Coffeebar offers these blends, as well as bespoke blends, through our private label program. Some of our customers create their custom blends as holiday gifts for clients. Other customers retail them under their own brand. (We never “roast and tell”, but you may be enjoying Coffeebar Coffee in more places than Coffeebar!)


Finally, we’re excited to introduce our brand new blend, Davey’s Diner, named after none other than our Director of Coffee. It’s the diner coffee you always wanted to drink: smooth and rich, with notes of pipe tobacco, toasted walnut, and barley malt—like you remember, just better.  Davey’s Diner was created primarily for our wholesale customers in the restaurant and hospitality world. One glance at the classic glass carafe on the label and you get a hint of its nostalgic flavor profile. It’s a bit unique in the Coffeebar band of blends.

 

Robusta move

The backbone of many blends on the market is the hardest working bean in the coffee biz: the aptly named Robusta. Robusta is higher in caffeine, and has fewer acids and sugars than Arabica. Unlike its more delicate and finicky cousin, Arabica, who insists on a cool upcountry climate, Robusta is happy to grow at lower elevations, where temperatures are warmer. (And getting more so.) 


The coffee world is desperate for hardier plants that can withstand warmer climes and the leaf rust that plagues those areas. But research into disease-resistant coffee plants has not kept pace with the degradation of the coffee growing environment. Despite being one of the world’s largest agricultural commodities, coffee is decades behind other crops in the amount and sophistication of research being done. 


The non-profit organization World Coffee Research is trying to change that; their mission is coffee genetic improvement. They provide farmers with access to improved varieties, from breeding through field trials, to nurseries and seed value chains. But the time required to develop multi-generational hybrids (plus the cost to farmers to purchase these new plants) is prohibitive. Coffee is consumed in rich countries, but produced in poor countries on small family farms; coffee plantations are often remote. Even disseminating information about best practices is a challenge: “connectivity” is not a thing in much of the coffee-producing world. 


In the next ten years, many farmers could be forced to give up coffee growing and plant other crops on their land. With coffee plants taking about three years to produce their first fruit, replacing those farms with new plantations won’t be quick or easy. Even if they succeed, moving production to ever-higher elevations will make harvesting and transporting more difficult (read: expensive).

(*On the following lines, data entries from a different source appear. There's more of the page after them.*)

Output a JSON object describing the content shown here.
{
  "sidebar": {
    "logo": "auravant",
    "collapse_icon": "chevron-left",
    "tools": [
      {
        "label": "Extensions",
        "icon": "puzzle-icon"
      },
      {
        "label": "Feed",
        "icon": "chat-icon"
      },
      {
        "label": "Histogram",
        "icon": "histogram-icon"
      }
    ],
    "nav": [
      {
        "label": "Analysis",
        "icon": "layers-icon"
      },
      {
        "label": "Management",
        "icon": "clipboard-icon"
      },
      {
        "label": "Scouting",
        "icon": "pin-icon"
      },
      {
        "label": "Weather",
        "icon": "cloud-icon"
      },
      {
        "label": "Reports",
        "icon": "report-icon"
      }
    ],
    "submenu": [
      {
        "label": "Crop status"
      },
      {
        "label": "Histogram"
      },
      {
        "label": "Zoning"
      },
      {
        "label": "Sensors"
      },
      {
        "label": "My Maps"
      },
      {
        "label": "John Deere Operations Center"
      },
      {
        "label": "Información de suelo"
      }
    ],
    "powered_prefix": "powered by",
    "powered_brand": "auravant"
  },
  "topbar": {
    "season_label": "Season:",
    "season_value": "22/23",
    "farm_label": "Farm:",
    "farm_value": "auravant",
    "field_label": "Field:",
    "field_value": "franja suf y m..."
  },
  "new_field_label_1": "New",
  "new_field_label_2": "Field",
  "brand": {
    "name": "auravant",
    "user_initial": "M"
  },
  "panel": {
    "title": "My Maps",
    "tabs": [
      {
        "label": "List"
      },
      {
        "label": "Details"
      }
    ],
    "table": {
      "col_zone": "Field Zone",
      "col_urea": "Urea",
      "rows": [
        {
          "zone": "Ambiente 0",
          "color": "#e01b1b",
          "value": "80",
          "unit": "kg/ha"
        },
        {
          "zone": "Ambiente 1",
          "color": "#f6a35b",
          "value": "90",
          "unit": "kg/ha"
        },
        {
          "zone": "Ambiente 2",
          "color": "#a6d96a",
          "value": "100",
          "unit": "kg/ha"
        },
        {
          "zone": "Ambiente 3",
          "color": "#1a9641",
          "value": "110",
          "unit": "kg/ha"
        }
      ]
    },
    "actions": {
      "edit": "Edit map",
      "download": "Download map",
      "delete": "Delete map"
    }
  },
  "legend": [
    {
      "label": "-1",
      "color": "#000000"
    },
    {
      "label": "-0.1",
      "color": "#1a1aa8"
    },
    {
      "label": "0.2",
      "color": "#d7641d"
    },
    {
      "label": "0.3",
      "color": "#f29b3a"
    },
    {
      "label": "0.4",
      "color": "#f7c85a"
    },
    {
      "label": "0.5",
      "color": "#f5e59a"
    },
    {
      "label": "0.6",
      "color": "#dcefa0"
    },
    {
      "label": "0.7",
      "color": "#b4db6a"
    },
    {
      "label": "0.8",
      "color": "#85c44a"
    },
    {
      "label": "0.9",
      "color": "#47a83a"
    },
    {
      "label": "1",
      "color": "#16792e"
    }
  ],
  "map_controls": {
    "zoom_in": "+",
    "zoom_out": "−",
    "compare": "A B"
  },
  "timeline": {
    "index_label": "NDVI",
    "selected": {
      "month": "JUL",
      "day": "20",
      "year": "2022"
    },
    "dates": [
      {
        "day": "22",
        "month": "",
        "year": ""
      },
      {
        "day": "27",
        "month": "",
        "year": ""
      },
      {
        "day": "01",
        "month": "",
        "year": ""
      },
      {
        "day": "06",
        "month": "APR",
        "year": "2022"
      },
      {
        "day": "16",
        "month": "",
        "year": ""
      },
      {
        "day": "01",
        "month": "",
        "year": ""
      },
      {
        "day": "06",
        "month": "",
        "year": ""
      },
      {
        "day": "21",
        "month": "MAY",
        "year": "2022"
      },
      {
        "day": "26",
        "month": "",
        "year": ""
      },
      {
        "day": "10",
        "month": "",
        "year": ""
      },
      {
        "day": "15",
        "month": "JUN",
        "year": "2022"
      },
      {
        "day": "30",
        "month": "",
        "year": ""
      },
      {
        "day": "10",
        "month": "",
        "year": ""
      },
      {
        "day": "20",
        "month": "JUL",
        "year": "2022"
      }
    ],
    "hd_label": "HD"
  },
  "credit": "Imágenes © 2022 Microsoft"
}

The coffee growing communities that supply Coffeebar, including Gorilla Summit in Uganda and La Suiza in Guatemala, have seen the writing on the climate change wall. To ensure their viability, they’ve started to plant more Robusta. And since our mission is not just to roast and serve great coffee but to help coffee communities thrive, we looked for opportunities to incorporate their Robusta into a new blend. Davey’s diner was just such a blend.


Davey’s Diner will help us help our farmers sell more of their coffee. And with that nice Robusta buzz, it just may help future generations of students cram for finals. 

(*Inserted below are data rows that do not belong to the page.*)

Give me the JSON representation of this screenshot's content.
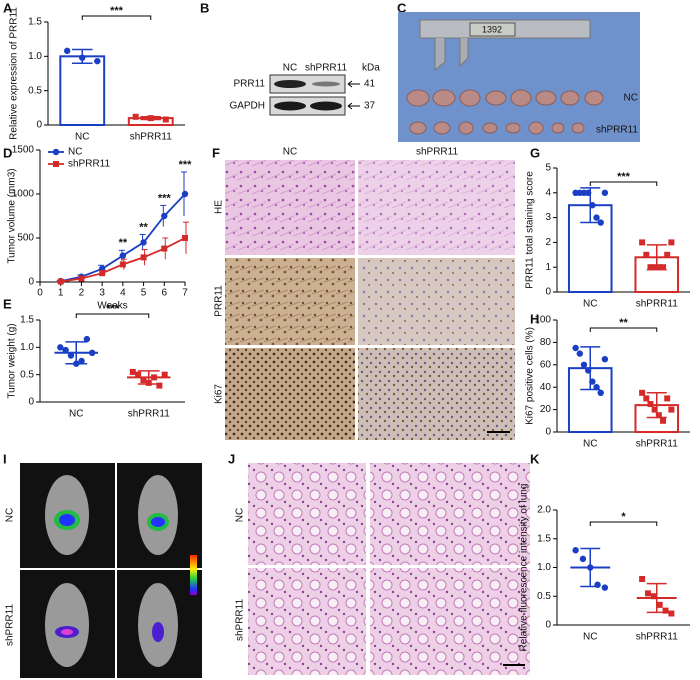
{
  "figure": {
    "panel_labels": [
      "A",
      "B",
      "C",
      "D",
      "E",
      "F",
      "G",
      "H",
      "I",
      "J",
      "K"
    ],
    "B": {
      "lanes": [
        "NC",
        "shPRR11"
      ],
      "unit": "kDa",
      "rows": [
        "PRR11",
        "GAPDH"
      ],
      "sizes": [
        41,
        37
      ]
    },
    "C": {
      "caliper": "1392",
      "rows": [
        "NC",
        "shPRR11"
      ]
    },
    "F": {
      "columns": [
        "NC",
        "shPRR11"
      ],
      "rows": [
        "HE",
        "PRR11",
        "Ki67"
      ]
    },
    "I": {
      "rows": [
        "NC",
        "shPRR11"
      ]
    },
    "J": {
      "rows": [
        "NC",
        "shPRR11"
      ]
    }
  },
  "chart_data": [
    {
      "type": "bar",
      "ylabel": "Relative expression of PRR11",
      "categories": [
        "NC",
        "shPRR11"
      ],
      "values": [
        1.0,
        0.1
      ],
      "errors": [
        0.1,
        0.02
      ],
      "points": [
        [
          1.08,
          0.98,
          0.93
        ],
        [
          0.12,
          0.1,
          0.08
        ]
      ],
      "colors": [
        "#1a3fc4",
        "#d42a2a"
      ],
      "markers": [
        "circle",
        "square"
      ],
      "significance": "***",
      "ylim": [
        0,
        1.5
      ],
      "yticks": [
        0,
        0.5,
        {
          "value": 1,
          "label": "1.0"
        },
        1.5
      ],
      "grid": false
    },
    {
      "type": "line",
      "ylabel": "Tumor volume (mm3)",
      "xlabel": "Weeks",
      "x": [
        1,
        2,
        3,
        4,
        5,
        6,
        7
      ],
      "series": [
        {
          "name": "NC",
          "color": "#1a3fc4",
          "marker": "circle",
          "values": [
            10,
            60,
            150,
            300,
            450,
            750,
            1000
          ],
          "errors": [
            5,
            20,
            40,
            60,
            90,
            120,
            250
          ]
        },
        {
          "name": "shPRR11",
          "color": "#d42a2a",
          "marker": "square",
          "values": [
            5,
            40,
            100,
            200,
            280,
            380,
            500
          ],
          "errors": [
            5,
            15,
            30,
            60,
            90,
            120,
            180
          ]
        }
      ],
      "annotations": [
        {
          "x": 4,
          "label": "**"
        },
        {
          "x": 5,
          "label": "**"
        },
        {
          "x": 6,
          "label": "***"
        },
        {
          "x": 7,
          "label": "***"
        }
      ],
      "xlim": [
        0,
        7
      ],
      "xticks": [
        0,
        1,
        2,
        3,
        4,
        5,
        6,
        7
      ],
      "ylim": [
        0,
        1500
      ],
      "yticks": [
        0,
        500,
        1000,
        1500
      ],
      "legend": "upper left",
      "grid": false
    },
    {
      "type": "dotplot",
      "ylabel": "Tumor weight (g)",
      "categories": [
        "NC",
        "shPRR11"
      ],
      "values": [
        0.9,
        0.45
      ],
      "errors": [
        0.2,
        0.12
      ],
      "points": [
        [
          1.0,
          0.95,
          0.85,
          0.7,
          0.75,
          1.15,
          0.9
        ],
        [
          0.55,
          0.5,
          0.4,
          0.35,
          0.45,
          0.3,
          0.5
        ]
      ],
      "colors": [
        "#1a3fc4",
        "#d42a2a"
      ],
      "markers": [
        "circle",
        "square"
      ],
      "significance": "***",
      "ylim": [
        0,
        1.5
      ],
      "yticks": [
        0,
        0.5,
        {
          "value": 1,
          "label": "1.0"
        },
        1.5
      ],
      "grid": false
    },
    {
      "type": "bar",
      "ylabel": "PRR11 total staining score",
      "categories": [
        "NC",
        "shPRR11"
      ],
      "values": [
        3.5,
        1.4
      ],
      "errors": [
        0.7,
        0.5
      ],
      "points": [
        [
          4,
          4,
          4,
          4,
          3.5,
          3,
          2.8,
          4
        ],
        [
          2,
          1.5,
          1,
          1,
          1,
          1,
          1.5,
          2
        ]
      ],
      "colors": [
        "#1a3fc4",
        "#d42a2a"
      ],
      "markers": [
        "circle",
        "square"
      ],
      "significance": "***",
      "ylim": [
        0,
        5
      ],
      "yticks": [
        0,
        1,
        2,
        3,
        4,
        5
      ],
      "grid": false
    },
    {
      "type": "bar",
      "ylabel": "Ki67 positive cells (%)",
      "categories": [
        "NC",
        "shPRR11"
      ],
      "values": [
        57,
        24
      ],
      "errors": [
        19,
        11
      ],
      "points": [
        [
          75,
          70,
          60,
          55,
          45,
          40,
          35,
          65
        ],
        [
          35,
          30,
          25,
          20,
          15,
          10,
          30,
          20
        ]
      ],
      "colors": [
        "#1a3fc4",
        "#d42a2a"
      ],
      "markers": [
        "circle",
        "square"
      ],
      "significance": "**",
      "ylim": [
        0,
        100
      ],
      "yticks": [
        0,
        20,
        40,
        60,
        80,
        100
      ],
      "grid": false
    },
    {
      "type": "dotplot",
      "ylabel": "Relative fluorescence intensity of lung",
      "categories": [
        "NC",
        "shPRR11"
      ],
      "values": [
        1.0,
        0.47
      ],
      "errors": [
        0.33,
        0.25
      ],
      "points": [
        [
          1.3,
          1.15,
          1.0,
          0.7,
          0.65
        ],
        [
          0.8,
          0.55,
          0.5,
          0.35,
          0.25,
          0.2
        ]
      ],
      "colors": [
        "#1a3fc4",
        "#d42a2a"
      ],
      "markers": [
        "circle",
        "square"
      ],
      "significance": "*",
      "ylim": [
        0,
        2
      ],
      "yticks": [
        0,
        0.5,
        {
          "value": 1,
          "label": "1.0"
        },
        1.5,
        {
          "value": 2,
          "label": "2.0"
        }
      ],
      "grid": false
    }
  ]
}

As Greg has always insisted, we’re not in this business to tell people how to take their coffee. (When you’re radically inclusive, it goes with the territory!) We all like something a bit different, and those preferences shift with our mood, the setting, and the time of day. 


Yes, Coffeebar will continue to source and roast amazing single-O coffees. But sometimes there’s nothing nicer than having multiple-O’s.